La TVA, belle invention française, reste un impôt invisible, mais pas indolore. Tous les Français la paient, mais cela ne contribuera pas à la visibilité régionale et encore moins à sa lisibilité. Quelles sont les compétences régionales, qui ont un impact, positif ou négatif, sur la consommation des ménages et des entreprises. Contribution sur la valeur ajoutée des entreprises (CVAE) et développement économique, cela allait de soi, nouvelle taxe foncière, un temps envisagée et aménagement du territoire, cela pouvait se défendre. Mais la TVA ?
La TVA nette en baisse constante
Si l’Etat avait su différencier des taux de TVA, pour des territoires ultrapériphériques et la Corse, on ne voit pas bien comment il répartira territorialement une fraction de TVA. Restera pendante la question de la péréquation, qui était inscrite dans la DGF et il faudra surtout être vigilant sur le subtil distinguo entre TVA brute, dont le produit ne cesse effectivement d’augmenter de façon dynamique, et TVA nette. En effet, remboursements et dégrèvements de TVA sont tellement nombreux que le produit net de la TVA est passé de 8 % du PIB à 6,5 % en trente ans.
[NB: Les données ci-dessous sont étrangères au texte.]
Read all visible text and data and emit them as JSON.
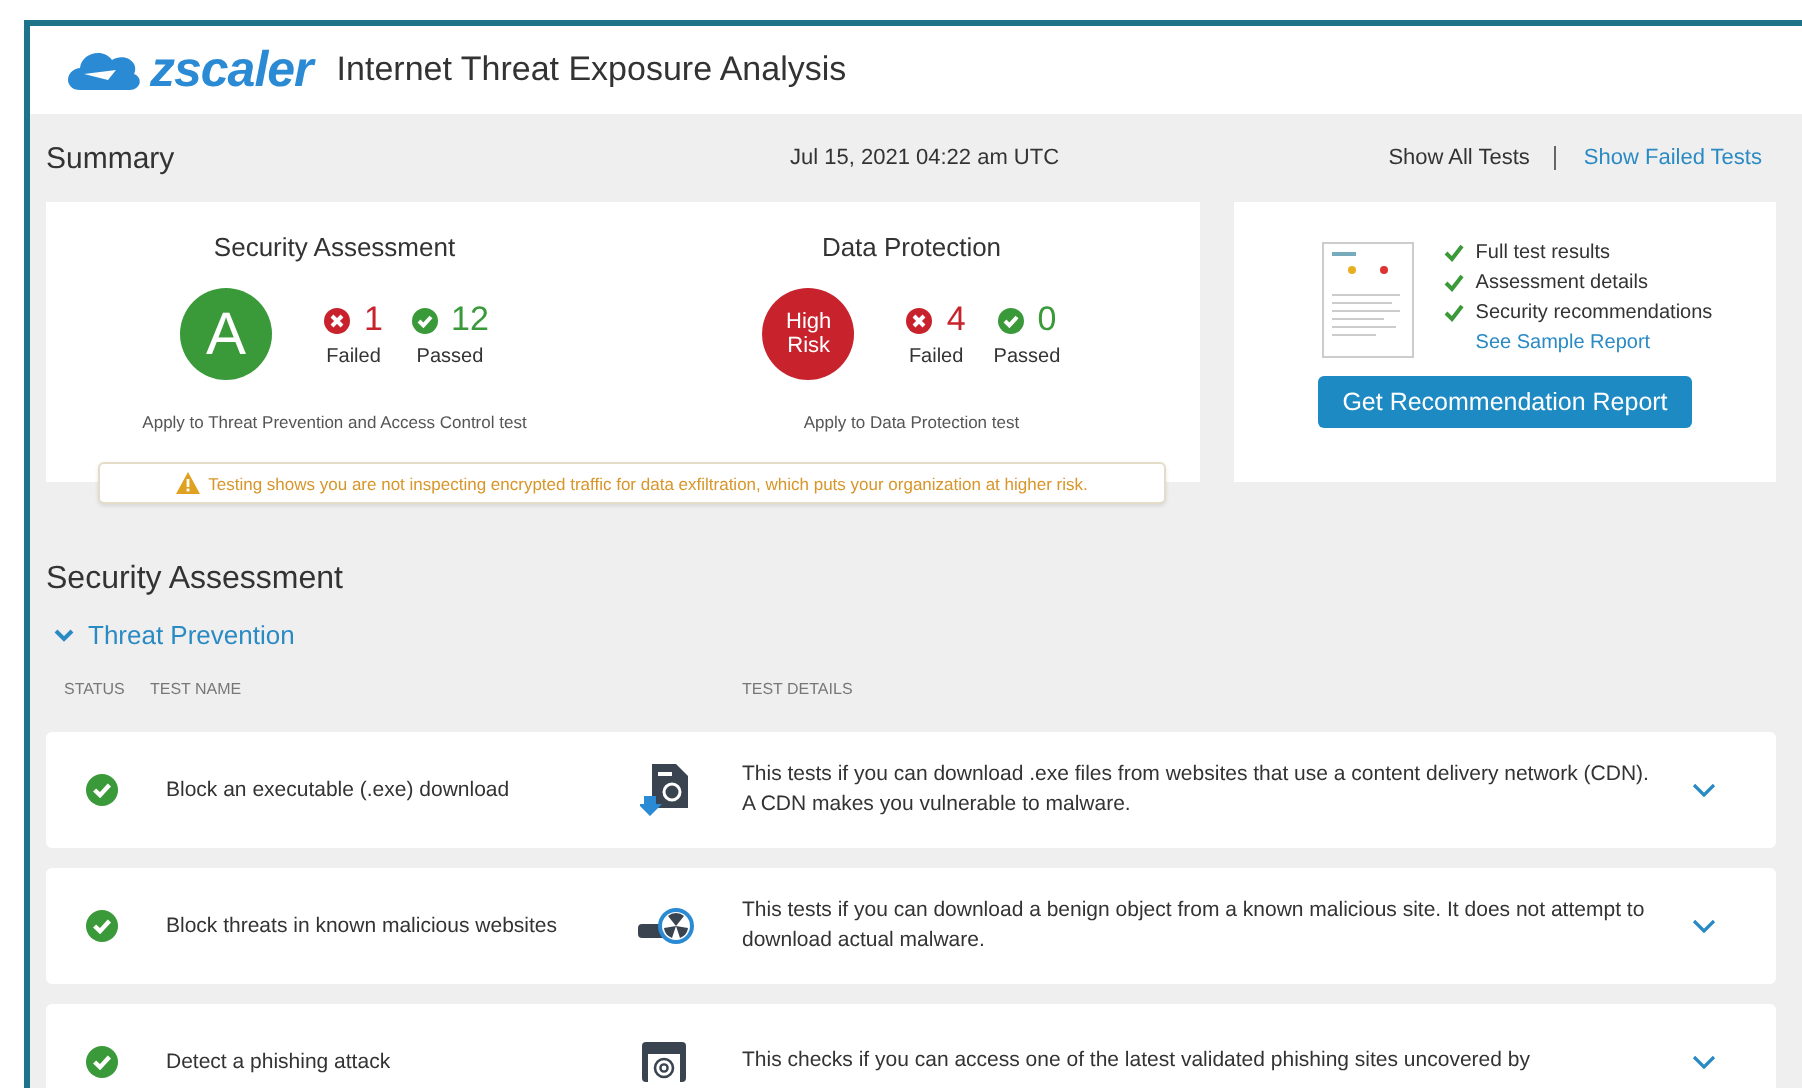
{
  "header": {
    "logo": "zscaler",
    "title": "Internet Threat Exposure Analysis"
  },
  "summary": {
    "title": "Summary",
    "date": "Jul 15, 2021 04:22 am UTC",
    "filters": [
      {
        "label": "Show All Tests",
        "selected": true
      },
      {
        "label": "Show Failed Tests",
        "selected": false
      }
    ],
    "scores": [
      {
        "title": "Security Assessment",
        "grade": "A",
        "color": "#3a9a3a",
        "failed": "1",
        "failed_label": "Failed",
        "passed": "12",
        "passed_label": "Passed",
        "note": "Apply to Threat Prevention and Access Control test"
      },
      {
        "title": "Data Protection",
        "grade": "High Risk",
        "color": "#c8232c",
        "failed": "4",
        "failed_label": "Failed",
        "passed": "0",
        "passed_label": "Passed",
        "note": "Apply to Data Protection test"
      }
    ],
    "warning": "Testing shows you are not inspecting encrypted traffic for data exfiltration, which puts your organization at higher risk.",
    "report": {
      "features": [
        "Full test results",
        "Assessment details",
        "Security recommendations"
      ],
      "sample_link": "See Sample Report",
      "button": "Get Recommendation Report"
    }
  },
  "section": {
    "title": "Security Assessment",
    "group": {
      "label": "Threat Prevention",
      "expanded": true
    },
    "columns": [
      "STATUS",
      "TEST NAME",
      "TEST DETAILS"
    ],
    "rows": [
      {
        "passed": true,
        "name": "Block an executable (.exe) download",
        "kind": "exe",
        "details": "This tests if you can download .exe files from websites that use a content delivery network (CDN). A CDN makes you vulnerable to malware."
      },
      {
        "passed": true,
        "name": "Block threats in known malicious websites",
        "kind": "malicious",
        "details": "This tests if you can download a benign object from a known malicious site. It does not attempt to download actual malware."
      },
      {
        "passed": true,
        "name": "Detect a phishing attack",
        "kind": "phishing",
        "details": "This checks if you can access one of the latest validated phishing sites uncovered by"
      }
    ]
  }
}
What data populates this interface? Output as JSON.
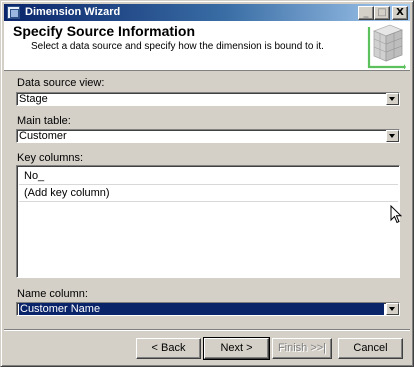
{
  "window": {
    "title": "Dimension Wizard",
    "controls": {
      "minimize": "_",
      "maximize": "□",
      "close": "X"
    }
  },
  "header": {
    "title": "Specify Source Information",
    "subtitle": "Select a data source and specify how the dimension is bound to it."
  },
  "form": {
    "data_source_view": {
      "label": "Data source view:",
      "value": "Stage"
    },
    "main_table": {
      "label": "Main table:",
      "value": "Customer"
    },
    "key_columns": {
      "label": "Key columns:",
      "rows": [
        "No_",
        "(Add key column)"
      ]
    },
    "name_column": {
      "label": "Name column:",
      "value": "Customer Name"
    }
  },
  "buttons": {
    "back": "< Back",
    "next": "Next >",
    "finish": "Finish >>|",
    "cancel": "Cancel"
  },
  "colors": {
    "titlebar_start": "#0a246a",
    "titlebar_end": "#a6caf0",
    "selection": "#0a246a",
    "face": "#d4d0c8"
  }
}
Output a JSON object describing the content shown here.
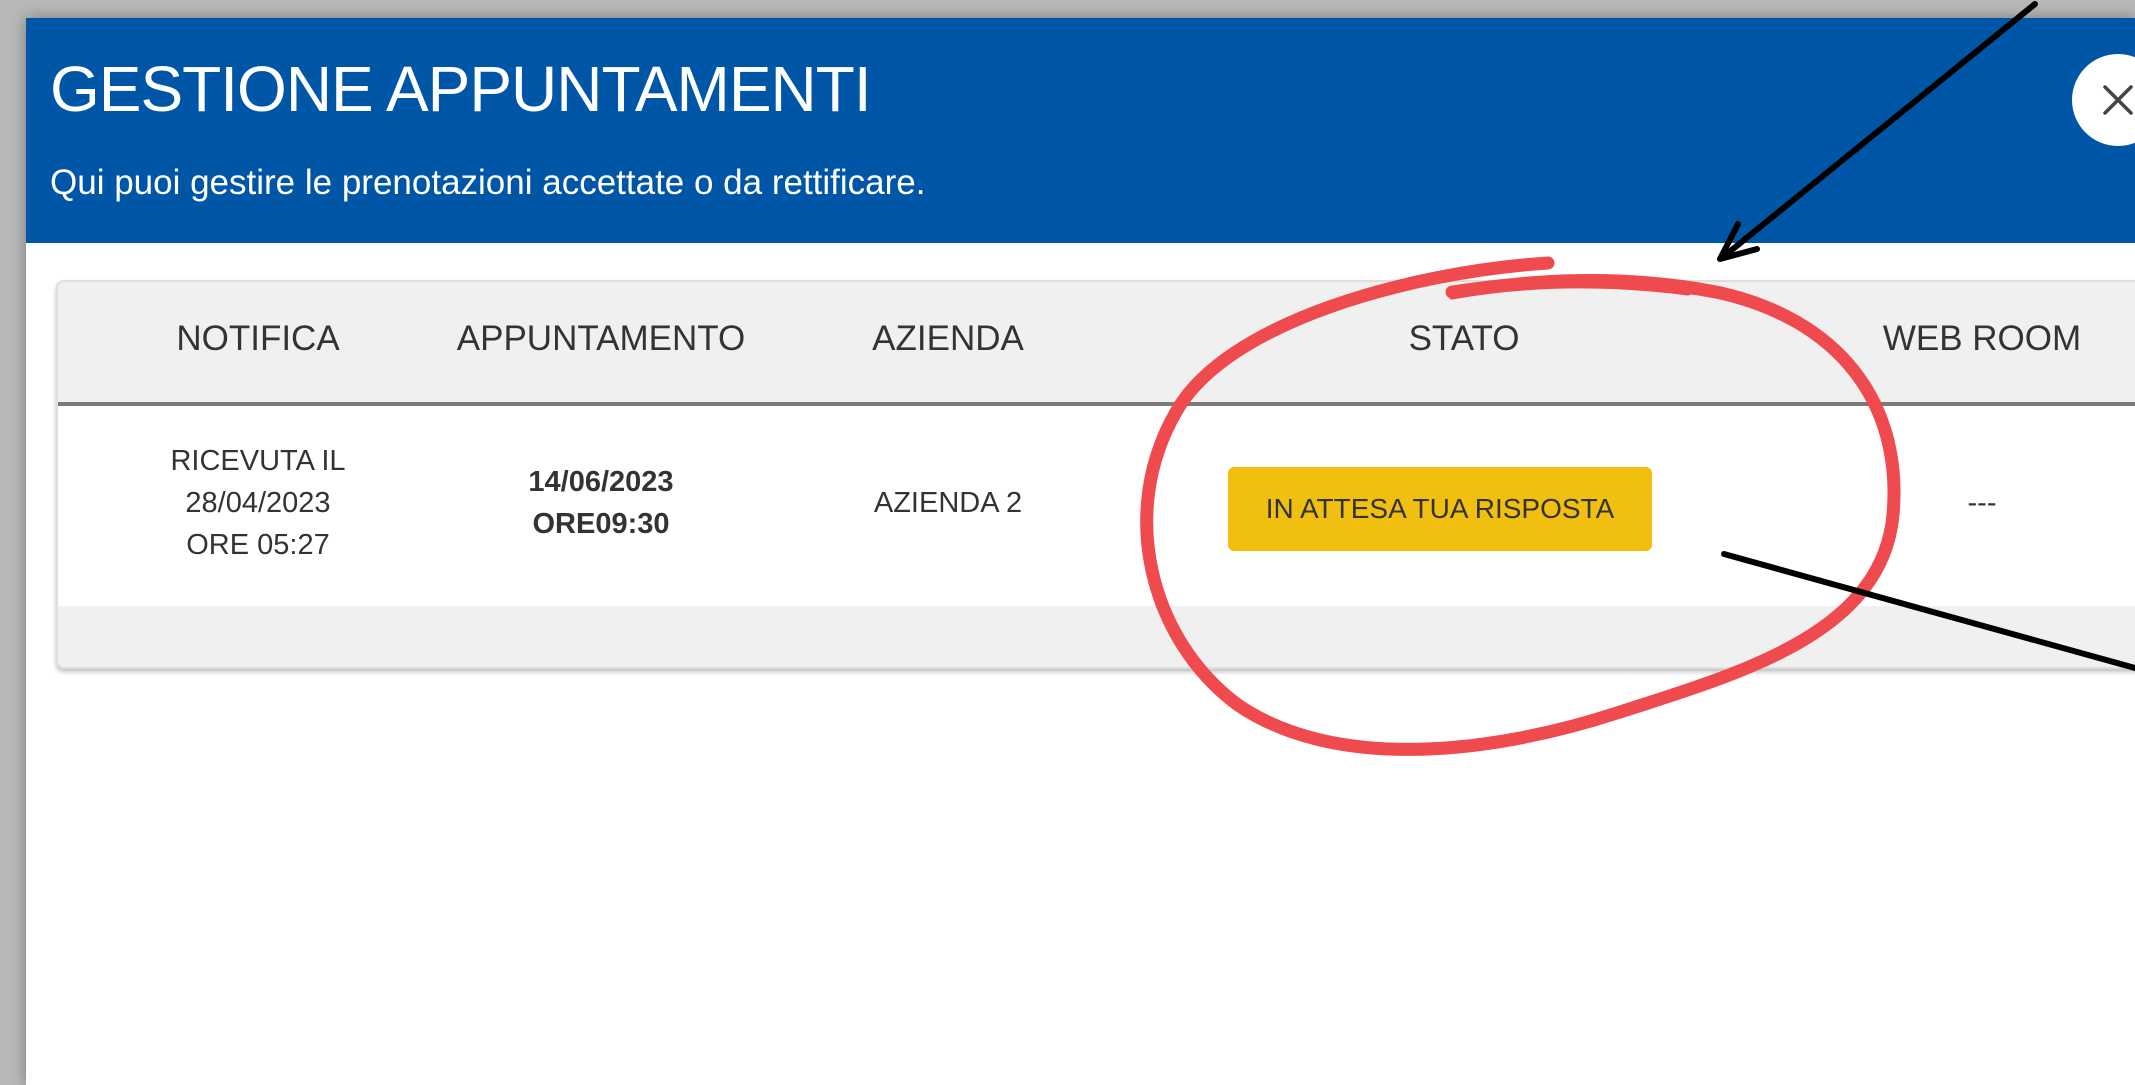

Certes, la TVA, comme la CVAE, sont collectées par les entreprises, perceptrices pour le compte du Trésor public. Mais on imagine bien que la voie d’une fraction payée territorialement à la région ne sera pas retenue, tant cette solution semble complexe. Une fois encore, cette ressource remontera dans le budget de l’Etat, puis, comme pour la CVAE, redescendra fractionnée, par des mécanismes dont seul Bercy maîtrise les rouages. De ce fait, il est fort probable que les régions ne voteront pas un taux de TVA, ce qui ne ferait d’ailleurs que renforcer les inégalités territoriales.
Opacité
Dans ce contexte, la réforme de la fiscalité locale, toujours annoncée mais toujours repoussée, devient une absolue nécessité. Sur la base du consentement à l’impôt, il est plus que temps de sortir de cet embrouillamini où, pour simplifier, l’impôt local finance communes, intercommunalités et départements, quand l’impôt national financera Etat et régions. Et l’on assistera à des hausses – souvent -, à des baisses – parfois -, sans que le contribuable citoyen ne sache qui remercier.
Loin de l’autonomie, inscrite dans la Constitution par Jean-Pierre Raffarin, la région bénéficiera, in fine, d’un changement de dotation… La dynamique sera peut-être meilleure, la dépendance tout aussi certaine.